Several ambitious proposals are on the boards for downtown Los Angeles, including the recently announced $1.8 billion plan for Grand Avenue. It would bring new skyscrapers, shopping, condominiums and a 16-acre park in the area that includes Disney Concert Hall.
Herman, however, sees some more basic needs: namely, supermarkets. For all its high-rises, downtown doesn’t have a single chain grocery store (though a Ralphs is slated to open near Staples Center later this year.) Herman says that the more services that become available for residents, the more people will want to move here.
Increasing the downtown population has a practical purpose. Herman believes more people on the street will reduce crime. But he also sees a greater social good in the shift away from suburban isolation and individualism.
“As a sociologist, I want to see people linking up with society,’’ he says. “And the suburbs don’t do that for you.”
Herman points out building after building that are undergoing conversion to loft condos and apartments. What really surprises him that the housing trend is reaching beyond the most charming historic structures to include outdated high-rises from the '60s and '70s. “These things I thought were just lost causes,” he says.

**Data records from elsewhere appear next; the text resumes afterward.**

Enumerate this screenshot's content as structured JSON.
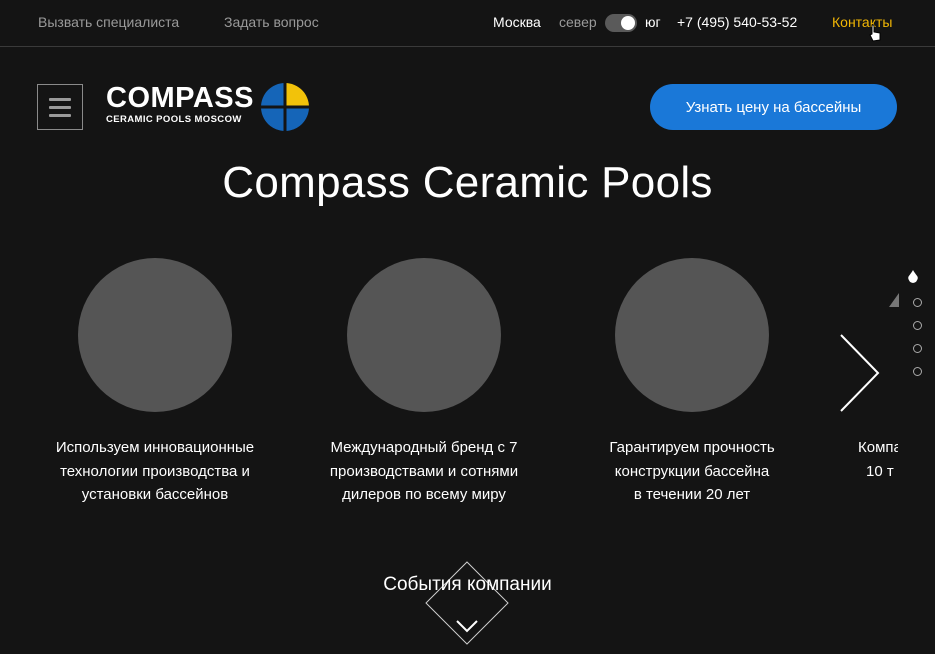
{
  "topbar": {
    "call_specialist": "Вызвать специалиста",
    "ask_question": "Задать вопрос",
    "city": "Москва",
    "region_north": "север",
    "region_south": "юг",
    "phone": "+7 (495) 540-53-52",
    "contacts": "Контакты"
  },
  "header": {
    "logo_main": "COMPASS",
    "logo_sub": "CERAMIC POOLS MOSCOW",
    "cta_label": "Узнать цену на бассейны"
  },
  "hero": {
    "title": "Compass Ceramic Pools"
  },
  "features": [
    {
      "line1": "Используем инновационные",
      "line2": "технологии производства и",
      "line3": "установки бассейнов"
    },
    {
      "line1": "Международный бренд с 7",
      "line2": "производствами и сотнями",
      "line3": "дилеров по всему миру"
    },
    {
      "line1": "Гарантируем прочность",
      "line2": "конструкции бассейна",
      "line3": "в течении 20 лет"
    },
    {
      "line1": "Компа",
      "line2": "10 т"
    }
  ],
  "events": {
    "label": "События компании"
  },
  "colors": {
    "accent_blue": "#1a78d8",
    "accent_yellow": "#f2b705",
    "background": "#141414"
  }
}
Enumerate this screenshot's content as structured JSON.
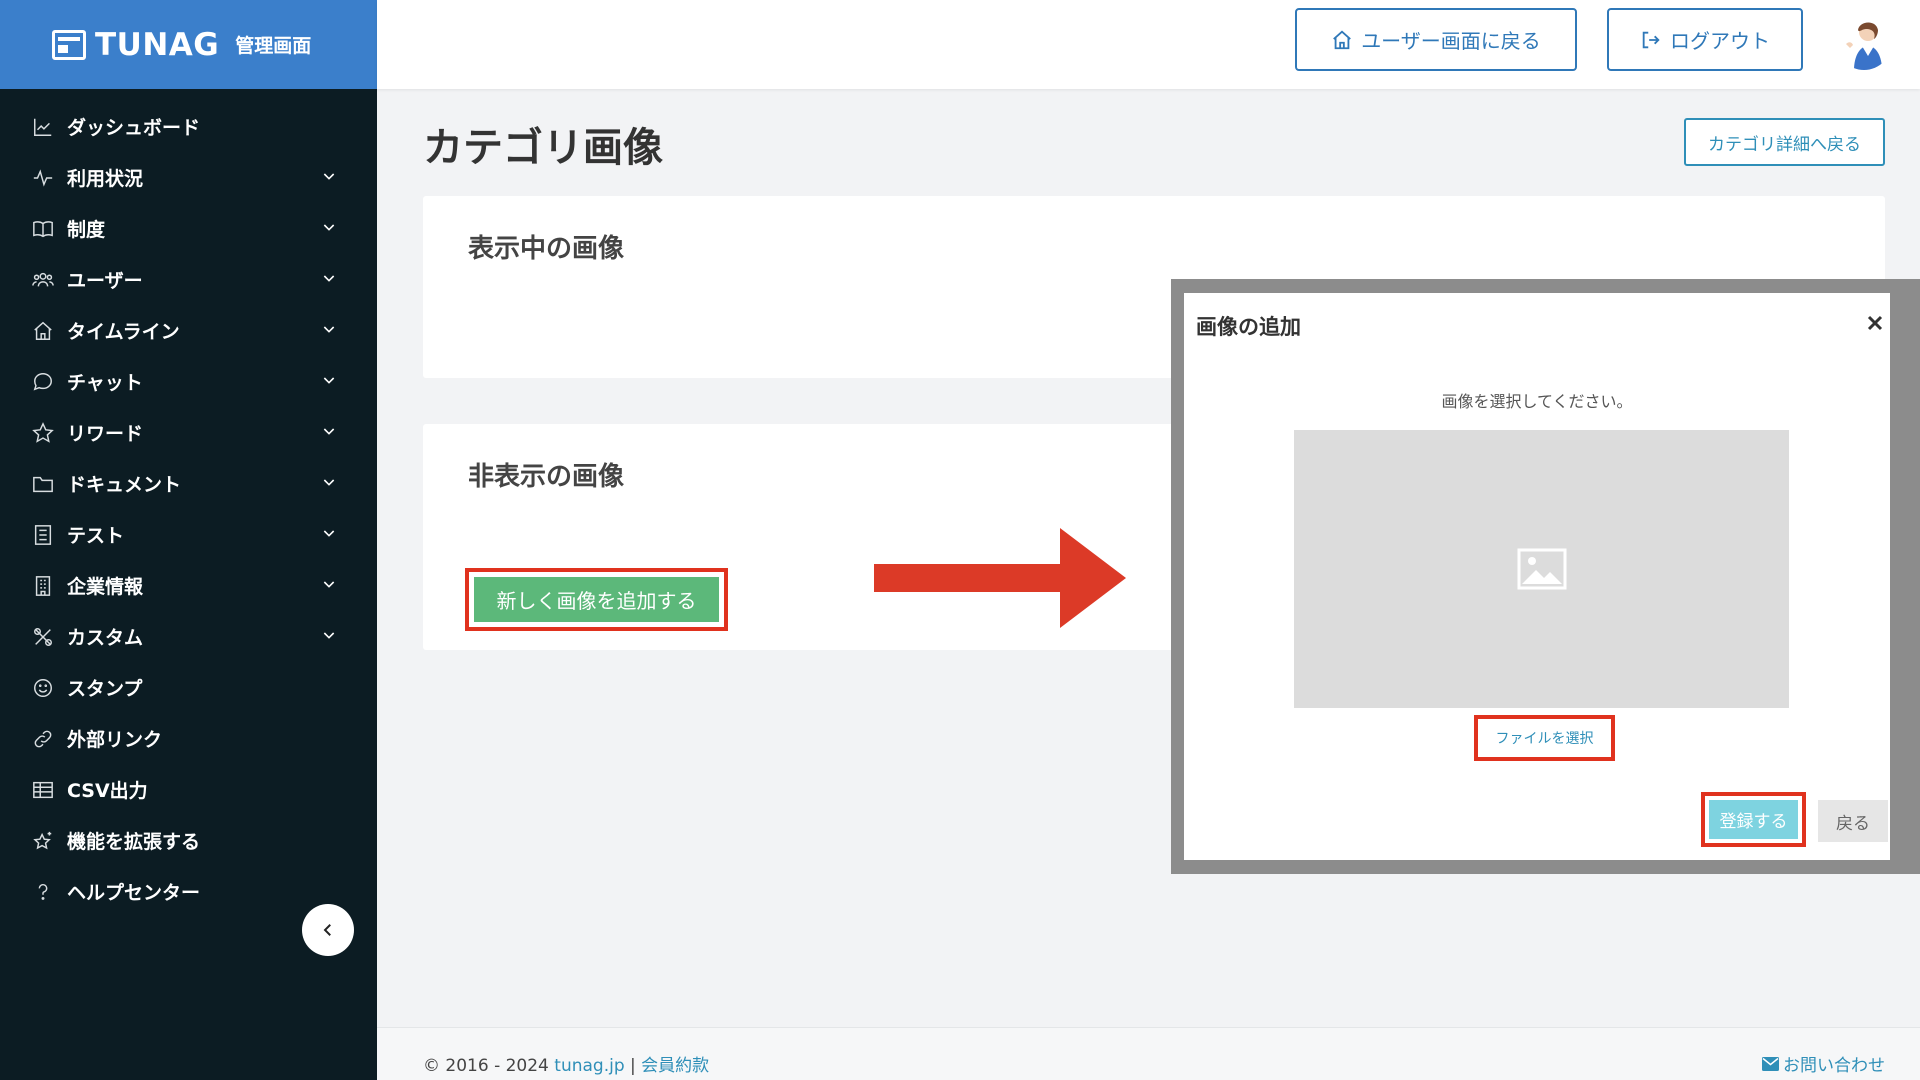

If you're wondering why Herman hasn't moved downtown, he still has strong ties to Claremont, where he has been involved in historic preservation efforts over the years.
In retirement, Herman, 77, works in his on-campus office every day – including weekends – and spends three days a week doing volunteer work at the Huntington Library and Gardens in San Marino, where he is cataloguing a large collection of material about the streamline trains he loved as a boy.
Besides, L.A. is never far away, not with Claremont’s train depot in easy walking distance of his home. “I can go to the city any time I want to,’’ says Herman.
But today's urban adventure is coming to an end. After five hours of walking and talking, it’s time to board the red line subway for a quick trip to Union Station, then home to Claremont. Herman is quick to note that he only covered a thin slice of downtown, skipping the treasures of Little Tokyo, Chinatown and the Garment District.
On the ride home, he strikes up a conversation with a young couple that boards the train in El Monte. This illustrates his notion that mass transit and vibrant cities can foster “a civil society where people can be comfortable with other people.”
“That’s my ulterior motive,” he says.